Hi guys,

I was hoping someone would be able to tell me the name of this technique (described below) I used so I can go away and do some reading about it and hopefully learn it in a more structured way. Also if there are any similar techniques for deducing polynomials from series (like expanding the series) could you tell me the names of them so I can do some reading about them too.

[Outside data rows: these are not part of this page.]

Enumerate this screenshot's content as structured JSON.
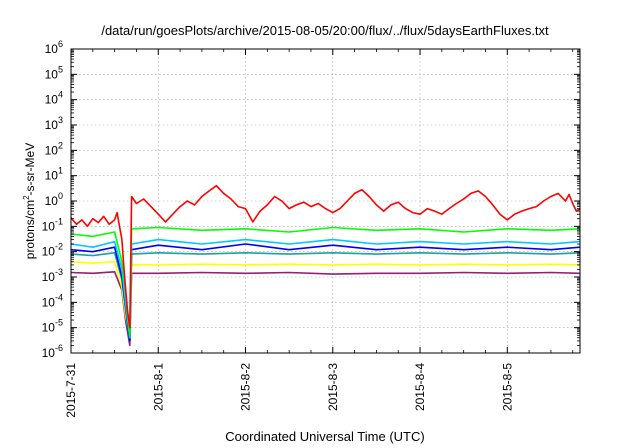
{
  "chart_data": {
    "type": "line",
    "title": "/data/run/goesPlots/archive/2015-08-05/20:00/flux/../flux/5daysEarthFluxes.txt",
    "xlabel": "Coordinated Universal Time (UTC)",
    "ylabel": {
      "pre": "protons/cm",
      "sup": "2",
      "post": "-s-sr-MeV"
    },
    "yscale": "log",
    "ylim": [
      1e-06,
      1000000.0
    ],
    "xlim": [
      "2015-07-31",
      "2015-08-05T20:00"
    ],
    "x_ticks": [
      "2015-7-31",
      "2015-8-1",
      "2015-8-2",
      "2015-8-3",
      "2015-8-4",
      "2015-8-5"
    ],
    "y_ticks": [
      {
        "base": "10",
        "exp": "-6"
      },
      {
        "base": "10",
        "exp": "-5"
      },
      {
        "base": "10",
        "exp": "-4"
      },
      {
        "base": "10",
        "exp": "-3"
      },
      {
        "base": "10",
        "exp": "-2"
      },
      {
        "base": "10",
        "exp": "-1"
      },
      {
        "base": "10",
        "exp": "0"
      },
      {
        "base": "10",
        "exp": "1"
      },
      {
        "base": "10",
        "exp": "2"
      },
      {
        "base": "10",
        "exp": "3"
      },
      {
        "base": "10",
        "exp": "4"
      },
      {
        "base": "10",
        "exp": "5"
      },
      {
        "base": "10",
        "exp": "6"
      }
    ],
    "grid": true,
    "legend": "none",
    "series": [
      {
        "color": "#ff0000",
        "points": [
          [
            "2015-07-31T00:00",
            0.22
          ],
          [
            "2015-07-31T01:30",
            0.12
          ],
          [
            "2015-07-31T03:00",
            0.18
          ],
          [
            "2015-07-31T04:30",
            0.1
          ],
          [
            "2015-07-31T06:00",
            0.2
          ],
          [
            "2015-07-31T07:30",
            0.14
          ],
          [
            "2015-07-31T09:00",
            0.25
          ],
          [
            "2015-07-31T10:30",
            0.12
          ],
          [
            "2015-07-31T12:00",
            0.18
          ],
          [
            "2015-07-31T12:40",
            0.35
          ],
          [
            "2015-07-31T13:20",
            0.1
          ],
          [
            "2015-07-31T14:00",
            0.03
          ],
          [
            "2015-07-31T14:30",
            0.003
          ],
          [
            "2015-07-31T15:00",
            0.0004
          ],
          [
            "2015-07-31T15:30",
            5e-05
          ],
          [
            "2015-07-31T16:10",
            1e-05
          ],
          [
            "2015-07-31T16:40",
            1.5
          ],
          [
            "2015-07-31T18:00",
            0.8
          ],
          [
            "2015-07-31T20:00",
            1.2
          ],
          [
            "2015-07-31T22:00",
            0.6
          ],
          [
            "2015-08-01T00:00",
            0.3
          ],
          [
            "2015-08-01T02:00",
            0.15
          ],
          [
            "2015-08-01T04:00",
            0.3
          ],
          [
            "2015-08-01T06:00",
            0.6
          ],
          [
            "2015-08-01T08:00",
            1.0
          ],
          [
            "2015-08-01T10:00",
            0.7
          ],
          [
            "2015-08-01T12:00",
            1.5
          ],
          [
            "2015-08-01T14:00",
            2.5
          ],
          [
            "2015-08-01T16:00",
            4.0
          ],
          [
            "2015-08-01T18:00",
            2.0
          ],
          [
            "2015-08-01T20:00",
            1.2
          ],
          [
            "2015-08-01T22:00",
            0.6
          ],
          [
            "2015-08-02T00:00",
            0.5
          ],
          [
            "2015-08-02T02:00",
            0.15
          ],
          [
            "2015-08-02T04:00",
            0.4
          ],
          [
            "2015-08-02T06:00",
            0.7
          ],
          [
            "2015-08-02T08:00",
            1.5
          ],
          [
            "2015-08-02T10:00",
            1.0
          ],
          [
            "2015-08-02T12:00",
            0.5
          ],
          [
            "2015-08-02T14:00",
            0.7
          ],
          [
            "2015-08-02T16:00",
            0.9
          ],
          [
            "2015-08-02T18:00",
            0.6
          ],
          [
            "2015-08-02T20:00",
            0.8
          ],
          [
            "2015-08-02T22:00",
            0.5
          ],
          [
            "2015-08-03T00:00",
            0.35
          ],
          [
            "2015-08-03T02:00",
            0.5
          ],
          [
            "2015-08-03T04:00",
            1.0
          ],
          [
            "2015-08-03T06:00",
            2.0
          ],
          [
            "2015-08-03T08:00",
            2.8
          ],
          [
            "2015-08-03T10:00",
            1.5
          ],
          [
            "2015-08-03T12:00",
            0.7
          ],
          [
            "2015-08-03T14:00",
            0.4
          ],
          [
            "2015-08-03T16:00",
            0.7
          ],
          [
            "2015-08-03T18:00",
            0.9
          ],
          [
            "2015-08-03T20:00",
            0.5
          ],
          [
            "2015-08-03T22:00",
            0.35
          ],
          [
            "2015-08-04T00:00",
            0.3
          ],
          [
            "2015-08-04T02:00",
            0.5
          ],
          [
            "2015-08-04T04:00",
            0.4
          ],
          [
            "2015-08-04T06:00",
            0.3
          ],
          [
            "2015-08-04T08:00",
            0.5
          ],
          [
            "2015-08-04T10:00",
            0.8
          ],
          [
            "2015-08-04T12:00",
            1.2
          ],
          [
            "2015-08-04T14:00",
            2.0
          ],
          [
            "2015-08-04T16:00",
            2.5
          ],
          [
            "2015-08-04T18:00",
            1.5
          ],
          [
            "2015-08-04T20:00",
            0.7
          ],
          [
            "2015-08-04T22:00",
            0.3
          ],
          [
            "2015-08-05T00:00",
            0.18
          ],
          [
            "2015-08-05T02:00",
            0.3
          ],
          [
            "2015-08-05T04:00",
            0.4
          ],
          [
            "2015-08-05T06:00",
            0.5
          ],
          [
            "2015-08-05T08:00",
            0.6
          ],
          [
            "2015-08-05T10:00",
            1.0
          ],
          [
            "2015-08-05T12:00",
            1.5
          ],
          [
            "2015-08-05T14:00",
            2.0
          ],
          [
            "2015-08-05T16:00",
            1.0
          ],
          [
            "2015-08-05T17:00",
            1.8
          ],
          [
            "2015-08-05T18:00",
            0.8
          ],
          [
            "2015-08-05T19:00",
            0.4
          ],
          [
            "2015-08-05T20:00",
            0.5
          ]
        ]
      },
      {
        "color": "#00ff00",
        "points": [
          [
            "2015-07-31T00:00",
            0.05
          ],
          [
            "2015-07-31T06:00",
            0.04
          ],
          [
            "2015-07-31T12:00",
            0.06
          ],
          [
            "2015-07-31T14:00",
            0.004
          ],
          [
            "2015-07-31T15:00",
            0.0003
          ],
          [
            "2015-07-31T16:10",
            5e-06
          ],
          [
            "2015-07-31T16:40",
            0.08
          ],
          [
            "2015-08-01T00:00",
            0.09
          ],
          [
            "2015-08-01T12:00",
            0.07
          ],
          [
            "2015-08-02T00:00",
            0.08
          ],
          [
            "2015-08-02T12:00",
            0.06
          ],
          [
            "2015-08-03T00:00",
            0.09
          ],
          [
            "2015-08-03T12:00",
            0.07
          ],
          [
            "2015-08-04T00:00",
            0.08
          ],
          [
            "2015-08-04T12:00",
            0.06
          ],
          [
            "2015-08-05T00:00",
            0.08
          ],
          [
            "2015-08-05T12:00",
            0.07
          ],
          [
            "2015-08-05T20:00",
            0.08
          ]
        ]
      },
      {
        "color": "#00c8ff",
        "points": [
          [
            "2015-07-31T00:00",
            0.02
          ],
          [
            "2015-07-31T06:00",
            0.015
          ],
          [
            "2015-07-31T12:00",
            0.025
          ],
          [
            "2015-07-31T14:00",
            0.002
          ],
          [
            "2015-07-31T15:00",
            0.0001
          ],
          [
            "2015-07-31T16:10",
            4e-06
          ],
          [
            "2015-07-31T16:40",
            0.02
          ],
          [
            "2015-08-01T00:00",
            0.03
          ],
          [
            "2015-08-01T12:00",
            0.02
          ],
          [
            "2015-08-02T00:00",
            0.03
          ],
          [
            "2015-08-02T12:00",
            0.02
          ],
          [
            "2015-08-03T00:00",
            0.03
          ],
          [
            "2015-08-03T12:00",
            0.02
          ],
          [
            "2015-08-04T00:00",
            0.025
          ],
          [
            "2015-08-04T12:00",
            0.02
          ],
          [
            "2015-08-05T00:00",
            0.025
          ],
          [
            "2015-08-05T12:00",
            0.02
          ],
          [
            "2015-08-05T20:00",
            0.025
          ]
        ]
      },
      {
        "color": "#0000ff",
        "points": [
          [
            "2015-07-31T00:00",
            0.012
          ],
          [
            "2015-07-31T06:00",
            0.01
          ],
          [
            "2015-07-31T12:00",
            0.015
          ],
          [
            "2015-07-31T14:00",
            0.001
          ],
          [
            "2015-07-31T15:00",
            8e-05
          ],
          [
            "2015-07-31T16:10",
            3e-06
          ],
          [
            "2015-07-31T16:40",
            0.012
          ],
          [
            "2015-08-01T00:00",
            0.018
          ],
          [
            "2015-08-01T12:00",
            0.012
          ],
          [
            "2015-08-02T00:00",
            0.02
          ],
          [
            "2015-08-02T12:00",
            0.012
          ],
          [
            "2015-08-03T00:00",
            0.018
          ],
          [
            "2015-08-03T12:00",
            0.012
          ],
          [
            "2015-08-04T00:00",
            0.015
          ],
          [
            "2015-08-04T12:00",
            0.012
          ],
          [
            "2015-08-05T00:00",
            0.015
          ],
          [
            "2015-08-05T12:00",
            0.012
          ],
          [
            "2015-08-05T20:00",
            0.015
          ]
        ]
      },
      {
        "color": "#20a0a0",
        "points": [
          [
            "2015-07-31T00:00",
            0.008
          ],
          [
            "2015-07-31T06:00",
            0.007
          ],
          [
            "2015-07-31T12:00",
            0.009
          ],
          [
            "2015-07-31T14:00",
            0.0008
          ],
          [
            "2015-07-31T15:00",
            5e-05
          ],
          [
            "2015-07-31T16:10",
            3e-06
          ],
          [
            "2015-07-31T16:40",
            0.008
          ],
          [
            "2015-08-01T00:00",
            0.009
          ],
          [
            "2015-08-01T12:00",
            0.008
          ],
          [
            "2015-08-02T00:00",
            0.009
          ],
          [
            "2015-08-02T12:00",
            0.008
          ],
          [
            "2015-08-03T00:00",
            0.009
          ],
          [
            "2015-08-03T12:00",
            0.008
          ],
          [
            "2015-08-04T00:00",
            0.009
          ],
          [
            "2015-08-04T12:00",
            0.008
          ],
          [
            "2015-08-05T00:00",
            0.009
          ],
          [
            "2015-08-05T12:00",
            0.008
          ],
          [
            "2015-08-05T20:00",
            0.009
          ]
        ]
      },
      {
        "color": "#ffff00",
        "points": [
          [
            "2015-07-31T00:00",
            0.004
          ],
          [
            "2015-07-31T06:00",
            0.0035
          ],
          [
            "2015-07-31T12:00",
            0.004
          ],
          [
            "2015-07-31T14:00",
            0.0004
          ],
          [
            "2015-07-31T15:00",
            3e-05
          ],
          [
            "2015-07-31T16:10",
            5e-06
          ],
          [
            "2015-07-31T16:40",
            0.003
          ],
          [
            "2015-08-01T00:00",
            0.003
          ],
          [
            "2015-08-01T12:00",
            0.0032
          ],
          [
            "2015-08-02T00:00",
            0.003
          ],
          [
            "2015-08-02T12:00",
            0.0032
          ],
          [
            "2015-08-03T00:00",
            0.003
          ],
          [
            "2015-08-03T12:00",
            0.0032
          ],
          [
            "2015-08-04T00:00",
            0.003
          ],
          [
            "2015-08-04T12:00",
            0.0032
          ],
          [
            "2015-08-05T00:00",
            0.003
          ],
          [
            "2015-08-05T12:00",
            0.0032
          ],
          [
            "2015-08-05T20:00",
            0.003
          ]
        ]
      },
      {
        "color": "#902070",
        "points": [
          [
            "2015-07-31T00:00",
            0.0015
          ],
          [
            "2015-07-31T06:00",
            0.0014
          ],
          [
            "2015-07-31T12:00",
            0.0016
          ],
          [
            "2015-07-31T14:00",
            0.0003
          ],
          [
            "2015-07-31T15:00",
            2e-05
          ],
          [
            "2015-07-31T16:10",
            2e-06
          ],
          [
            "2015-07-31T16:40",
            0.0014
          ],
          [
            "2015-08-01T00:00",
            0.0014
          ],
          [
            "2015-08-01T12:00",
            0.0015
          ],
          [
            "2015-08-02T00:00",
            0.0014
          ],
          [
            "2015-08-02T12:00",
            0.0015
          ],
          [
            "2015-08-03T00:00",
            0.0013
          ],
          [
            "2015-08-03T12:00",
            0.0014
          ],
          [
            "2015-08-04T00:00",
            0.0014
          ],
          [
            "2015-08-04T12:00",
            0.0015
          ],
          [
            "2015-08-05T00:00",
            0.0014
          ],
          [
            "2015-08-05T12:00",
            0.0015
          ],
          [
            "2015-08-05T20:00",
            0.0014
          ]
        ]
      }
    ]
  }
}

Or any other techniques for finding the sum of squares. Thanks.

The technique:

So I was trying to deduce the sum of squares:

$\displaystyle \sum_{x=1}^{n}x^2=x^3/3+x^2/2+x/6$

and I used the technique where you go down the levels of the difference. i.e

the first few terms of this series is:

1,5,14,30,55,91,140

difference of these terms is:

4,9,16,25,36,49

and the diff. of the diff.:

5,7,9,11,13

and the level 3 diff.:

2,2,2,2

so now we can see that since it's level 3 .

$\displaystyle \sum_{x=1}^{n}x^2=O(x^3)$

comparing this to $\displaystyle x^3$ series:

series:

1,8,27,64,125,216,343

level 1:

7,19,37,61,91,127

level 2:

12,18,24,30,36

level 3:

6,6,6,6

comparing level 3's of $\displaystyle x^3$ and $\displaystyle \sum^n_{x=1}x^3 $ we get:

$\displaystyle \sum_{x=1}^{n}x^2=x^3/3+O(x^2)$

Now the level 2 difference of $\displaystyle \sum_{x=1}^{n}x^2-x^3/3$ is:

1,1,1,1,1

and level 2 difference for $\displaystyle x^2$ is:

2,2,2,2,2

so we now have:

$\displaystyle \sum_{x=1}^{n}x^2=x^3/3+x^2/2+O(x)$

Finally the level 1 difference of $\displaystyle \sum_{x=1}^{n}x^2-x^3/3-x^2/2$ is:

1/6,1/6,1/6,1/6,1/6,1/6

and for $\displaystyle x$ is:

1,1,1,1,1,1

$\displaystyle \sum_{x=1}^{n}x^2=x^3/3+x^2/2+x/6$

and I got the right result. Now what's this technique called?